Fix zfsctl_expire_snapshot() deadlock
authorBrian Behlendorf <behlendorf1@llnl.gov>
Thu, 11 Jul 2013 21:11:32 +0000 (14:11 -0700)
committerBrian Behlendorf <behlendorf1@llnl.gov>
Fri, 12 Jul 2013 17:06:53 +0000 (10:06 -0700)
It is possible for an automounted snapshot which is expiring to
deadlock with a manual unmount of the snapshot.  This can occur
because taskq_cancel_id() will block if the task is currently
executing until it completes.  But it will never complete because
zfsctl_unmount_snapshot() is holding the zsb->z_ctldir_lock which
zfsctl_expire_snapshot() must acquire.

---------------------- z_unmount/0:2153 ---------------------
  mutex_lock                <blocking on zsb->z_ctldir_lock>
  zfsctl_unmount_snapshot
  zfsctl_expire_snapshot
  taskq_thread

------------------------- zfs:10690 -------------------------
  taskq_wait_id             <waiting for z_unmount to exit>
  taskq_cancel_id
  __zfsctl_unmount_snapshot
  zfsctl_unmount_snapshot   <takes zsb->z_ctldir_lock>
  zfs_unmount_snap
  zfs_ioc_destroy_snaps_nvl
  zfsdev_ioctl
  do_vfs_ioctl

We resolve the deadlock by dropping the zsb->z_ctldir_lock before
calling __zfsctl_unmount_snapshot().  The lock is only there to
prevent concurrent modification to the zsb->z_ctldir_snaps AVL
tree.  Moreover, we're careful to remove the zfs_snapentry_t from
the AVL tree before dropping the lock which ensures no other tasks
can find it.  On failure it's added back to the tree.
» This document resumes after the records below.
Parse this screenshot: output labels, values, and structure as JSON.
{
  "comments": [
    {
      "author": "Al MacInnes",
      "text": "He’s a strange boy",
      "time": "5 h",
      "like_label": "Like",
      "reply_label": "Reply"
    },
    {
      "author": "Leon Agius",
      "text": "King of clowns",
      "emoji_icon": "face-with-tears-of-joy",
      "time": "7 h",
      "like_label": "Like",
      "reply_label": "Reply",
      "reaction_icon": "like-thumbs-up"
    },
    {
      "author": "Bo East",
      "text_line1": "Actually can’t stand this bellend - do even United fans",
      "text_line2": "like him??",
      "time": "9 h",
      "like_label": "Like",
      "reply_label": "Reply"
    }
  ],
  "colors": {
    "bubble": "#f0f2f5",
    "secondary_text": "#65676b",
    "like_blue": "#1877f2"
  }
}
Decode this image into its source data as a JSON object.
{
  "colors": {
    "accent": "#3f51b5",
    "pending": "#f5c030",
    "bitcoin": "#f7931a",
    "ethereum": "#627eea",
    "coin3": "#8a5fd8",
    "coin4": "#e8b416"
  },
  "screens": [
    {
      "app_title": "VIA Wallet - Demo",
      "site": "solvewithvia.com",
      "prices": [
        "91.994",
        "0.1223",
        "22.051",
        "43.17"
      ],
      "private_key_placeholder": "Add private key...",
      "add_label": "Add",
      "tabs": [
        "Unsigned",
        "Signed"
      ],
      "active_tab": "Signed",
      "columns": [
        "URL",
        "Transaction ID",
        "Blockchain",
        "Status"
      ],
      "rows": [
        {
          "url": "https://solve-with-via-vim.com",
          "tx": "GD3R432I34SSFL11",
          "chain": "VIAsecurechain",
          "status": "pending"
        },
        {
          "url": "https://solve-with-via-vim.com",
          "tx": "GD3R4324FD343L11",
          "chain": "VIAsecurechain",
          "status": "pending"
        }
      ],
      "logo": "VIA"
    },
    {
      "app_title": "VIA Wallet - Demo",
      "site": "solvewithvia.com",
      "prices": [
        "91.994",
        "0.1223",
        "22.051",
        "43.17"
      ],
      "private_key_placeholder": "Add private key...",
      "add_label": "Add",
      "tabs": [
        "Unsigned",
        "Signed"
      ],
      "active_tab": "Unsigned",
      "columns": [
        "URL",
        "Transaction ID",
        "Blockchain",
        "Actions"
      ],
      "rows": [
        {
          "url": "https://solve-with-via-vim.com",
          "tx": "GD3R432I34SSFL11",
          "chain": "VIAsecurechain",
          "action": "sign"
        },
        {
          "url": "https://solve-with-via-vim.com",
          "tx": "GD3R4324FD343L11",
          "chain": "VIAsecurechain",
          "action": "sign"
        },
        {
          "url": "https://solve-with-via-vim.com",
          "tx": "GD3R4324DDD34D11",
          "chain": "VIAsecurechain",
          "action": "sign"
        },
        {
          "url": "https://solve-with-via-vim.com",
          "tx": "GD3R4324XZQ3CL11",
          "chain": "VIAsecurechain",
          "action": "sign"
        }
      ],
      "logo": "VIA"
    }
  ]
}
Signed-off-by: Brian Behlendorf <behlendorf1@llnl.gov>
Signed-off-by: Chris Dunlap <cdunlap@llnl.gov>
Closes #1527

module/zfs/zfs_ctldir.c

index 4fa530b..168f853 100644 (file)
@@ -732,7 +732,11 @@ zfsctl_unmount_snapshot(zfs_sb_t *zsb, char *name, int flags)
        sep = avl_find(&zsb->z_ctldir_snaps, &search, NULL);
        if (sep) {
                avl_remove(&zsb->z_ctldir_snaps, sep);
+               mutex_exit(&zsb->z_ctldir_lock);
+
                error = __zfsctl_unmount_snapshot(sep, flags);
+
+               mutex_enter(&zsb->z_ctldir_lock);
                if (error == EBUSY)
                        avl_add(&zsb->z_ctldir_snaps, sep);
                else
@@ -767,7 +771,11 @@ zfsctl_unmount_snapshots(zfs_sb_t *zsb, int flags, int *count)
        while (sep != NULL) {
                next = AVL_NEXT(&zsb->z_ctldir_snaps, sep);
                avl_remove(&zsb->z_ctldir_snaps, sep);
+               mutex_exit(&zsb->z_ctldir_lock);
+
                error = __zfsctl_unmount_snapshot(sep, flags);
+
+               mutex_enter(&zsb->z_ctldir_lock);
                if (error == EBUSY) {
                        avl_add(&zsb->z_ctldir_snaps, sep);
                        (*count)++;